Thinking of you, Elsie. I need those words too.
Respect ... is appreciation of the separateness of the other person, of the ways in which he or she is unique.
-- Annie Gottlieb

elsieshaye

Thanks, Pen.  As another friend of mine said, the college trip must have really scared DS, because (when I made the mistake of asking him how it went, silly me!) I got a face full of crazy that rocked me back on my heels for a few days.  I also heard from the aunt who took him that he was horrible to her when she refused to just hand him money and made him apply for financial aid, and was also horrible to the school staff.

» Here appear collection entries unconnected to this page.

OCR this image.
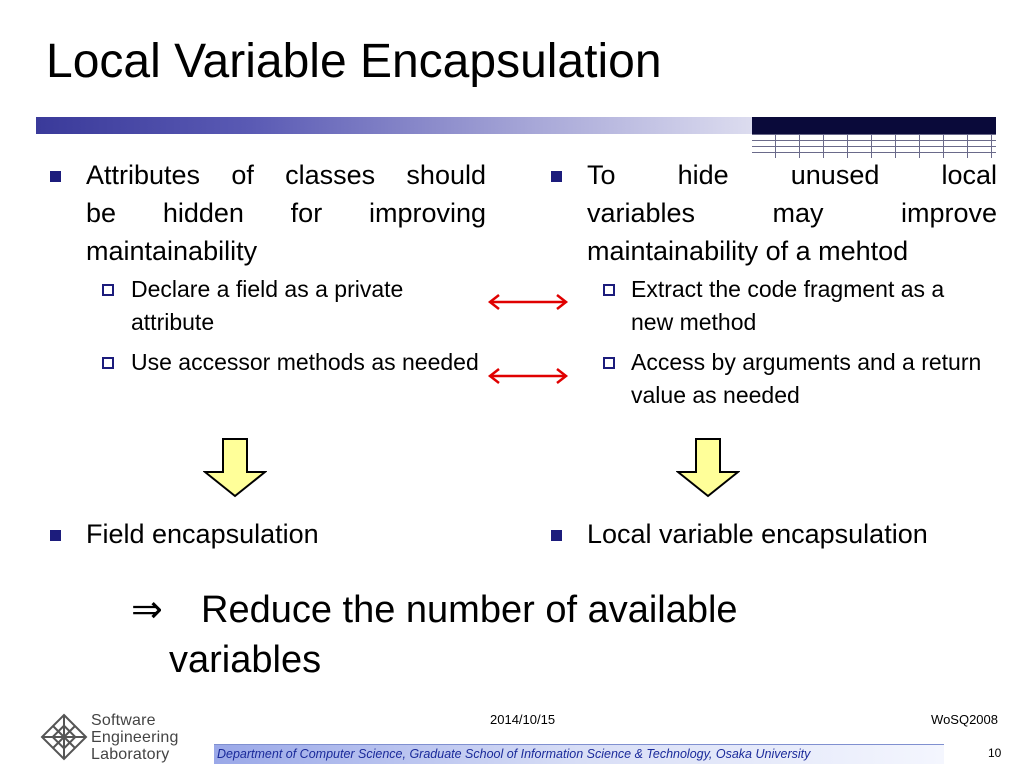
Local Variable Encapsulation
Attributes of classes should
be hidden for improving
maintainability
Declare a field as a private attribute
Use accessor methods as needed
To hide unused local
variables	may	improve
maintainability of a mehtod
Extract the code fragment as a new method
Access by arguments and a return value as needed
Field encapsulation	Local variable encapsulation
⇒ Reduce the number of available
variables
Software
Engineering
Laboratory
2014/10/15	WoSQ2008
Department of Computer Science, Graduate School of Information Science & Technology, Osaka University	10
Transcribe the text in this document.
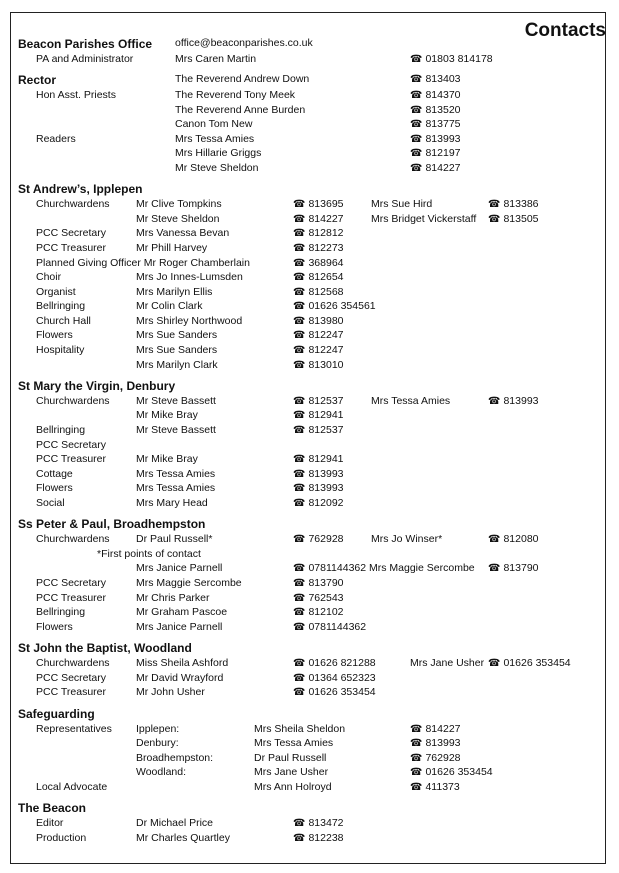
Contacts
Beacon Parishes Office office@beaconparishes.co.uk
PA and Administrator	Mrs Caren Martin	☎ 01803 814178
Rector	The Reverend Andrew Down	☎ 813403
Hon Asst. Priests	The Reverend Tony Meek	☎ 814370
The Reverend Anne Burden	☎ 813520
Canon Tom New	☎ 813775
Readers	Mrs Tessa Amies	☎ 813993
Mrs Hillarie Griggs	☎ 812197
Mr Steve Sheldon	☎ 814227
St Andrew’s, Ipplepen
Churchwardens	Mr Clive Tompkins	☎ 813695	Mrs Sue Hird	☎ 813386
Mr Steve Sheldon	☎ 814227	Mrs Bridget Vickerstaff	☎ 813505
PCC Secretary	Mrs Vanessa Bevan	☎ 812812
PCC Treasurer	Mr Phill Harvey	☎ 812273
Planned Giving Officer Mr Roger Chamberlain	☎ 368964
Choir	Mrs Jo Innes-Lumsden	☎ 812654
Organist	Mrs Marilyn Ellis	☎ 812568
Bellringing	Mr Colin Clark	☎ 01626 354561
Church Hall	Mrs Shirley Northwood	☎ 813980
Flowers	Mrs Sue Sanders	☎ 812247
Hospitality	Mrs Sue Sanders	☎ 812247
Mrs Marilyn Clark	☎ 813010
St Mary the Virgin, Denbury
Churchwardens	Mr Steve Bassett	☎ 812537	Mrs Tessa Amies	☎ 813993
Mr Mike Bray	☎ 812941
Bellringing	Mr Steve Bassett	☎ 812537
PCC Secretary
PCC Treasurer	Mr Mike Bray	☎ 812941
Cottage	Mrs Tessa Amies	☎ 813993
Flowers	Mrs Tessa Amies	☎ 813993
Social	Mrs Mary Head	☎ 812092
Ss Peter & Paul, Broadhempston
Churchwardens	Dr Paul Russell*	☎ 762928	Mrs Jo Winser*	☎ 812080
*First points of contact
Mrs Janice Parnell	☎ 0781144362 Mrs Maggie Sercombe	☎ 813790
PCC Secretary	Mrs Maggie Sercombe	☎ 813790
PCC Treasurer	Mr Chris Parker	☎ 762543
Bellringing	Mr Graham Pascoe	☎ 812102
Flowers	Mrs Janice Parnell	☎ 0781144362
St John the Baptist, Woodland
Churchwardens	Miss Sheila Ashford	☎ 01626 821288	Mrs Jane Usher	☎ 01626 353454
PCC Secretary	Mr David Wrayford	☎ 01364 652323
PCC Treasurer	Mr John Usher	☎ 01626 353454
Safeguarding
Representatives Ipplepen:	Mrs Sheila Sheldon	☎ 814227
Denbury:	Mrs Tessa Amies	☎ 813993
Broadhempston:	Dr Paul Russell	☎ 762928
Woodland:	Mrs Jane Usher	☎ 01626 353454
Local Advocate	Mrs Ann Holroyd	☎ 411373
The Beacon
Editor	Dr Michael Price	☎ 813472
Production	Mr Charles Quartley	☎ 812238
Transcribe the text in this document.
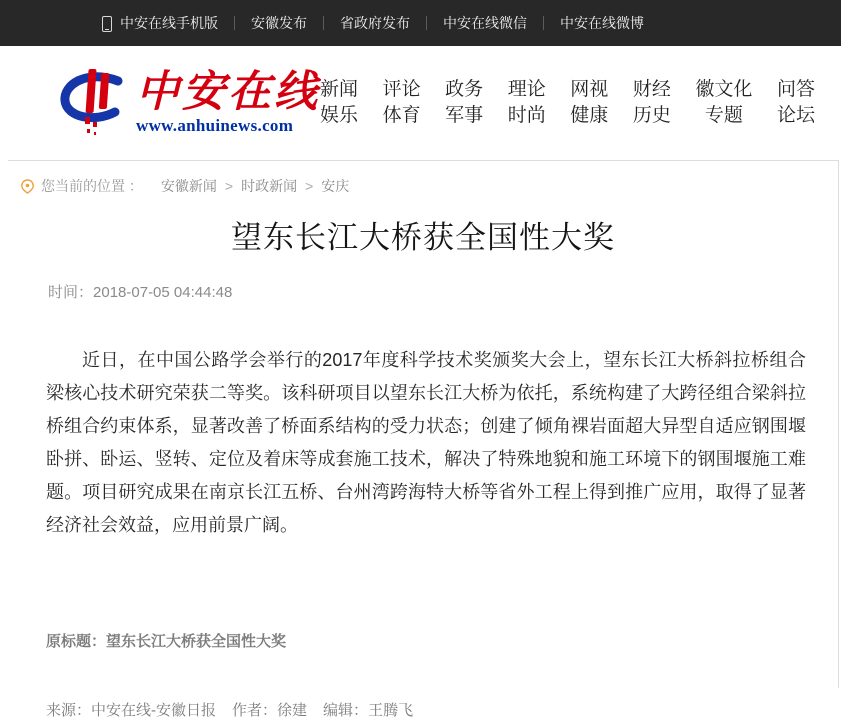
中安在线手机版 安徽发布 省政府发布 中安在线微信 中安在线微博
中安在线
www.anhuinews.com
新闻
娱乐
评论
体育
政务
军事
理论
时尚
网视
健康
财经
历史
徽文化
专题
问答
论坛
您当前的位置 ： 安徽新闻 > 时政新闻 > 安庆
望东长江大桥获全国性大奖
时间：2018-07-05 04:44:48

近日，在中国公路学会举行的2017年度科学技术奖颁奖大会上，望东长江大桥斜拉桥组合梁核心技术研究荣获二等奖。该科研项目以望东长江大桥为依托，系统构建了大跨径组合梁斜拉桥组合约束体系，显著改善了桥面系结构的受力状态；创建了倾角裸岩面超大异型自适应钢围堰卧拼、卧运、竖转、定位及着床等成套施工技术，解决了特殊地貌和施工环境下的钢围堰施工难题。项目研究成果在南京长江五桥、台州湾跨海特大桥等省外工程上得到推广应用，取得了显著经济社会效益，应用前景广阔。

原标题：望东长江大桥获全国性大奖
来源：中安在线-安徽日报 作者：徐建 编辑：王腾飞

I decided it was time to take another big step back.  No more initiating contact, and the door is now firmly shut.  No dramatic slamming of that door, or announcing that it was closing, just the quiet turning of a dead-bolt.  I realized I had been yet again doing all the heavy lifting, and that what it really showed was that I don't trust him to do the work to rebuild our relationship, so I was trying to do it for him.  He may never do that work, and we may never have a relationship again.  I'm working on being ok with that.
This too shall pass.  All is well.

Pooh

Sorry Elsieshaye.  He's burning his bridges with quite a few people.  I'm sure Auntie will not be so keen on helping him again.  Good news?  It's validation for you that it's not about you, it's about him.
We must let go of the life we have planned, so as to accept the one that is waiting for us. -
Joseph Campbell

elsieshaye

Pooh, it does actually help a little, in terms of validation, to know he's not aiming it solely at me.  I think Auntie will keep on dashing herself against that rock, though, because she really believes that's what good people do.  There's a lot of judgement on her part about my stepping back from DS - she's been struggling with my ex-husband (her brother) for decades in the same way.  He gives her nothing but abuse and contempt, no matter how much she helps him and how much she goes out of her way, yet she can't seem to really stop, because it makes her feel that she's not a good person if she does.  I used to think that way too, but it makes me physically ill and depressed and does not one tiny bit of good for the other person.  I've learned to say "not my monkey, not my circus" where she is concerned.
This too shall pass.  All is well.

Pooh

I use to be that way too elsie.  I would take, take and take some more all in the name of "I'm still being the good one".  I think that was one of my major turning points when I realized that I would rather spend my time doing good for those that reciprocated and were grateful instead of those that expected it and were ungrateful.

So little time...so many flying monkeys.
We must let go of the life we have planned, so as to accept the one that is waiting for us. -
Joseph Campbell

Pen

Hear, hear! I'm learning this as well...very eye-opening.
Respect ... is appreciation of the separateness of the other person, of the ways in which he or she is unique.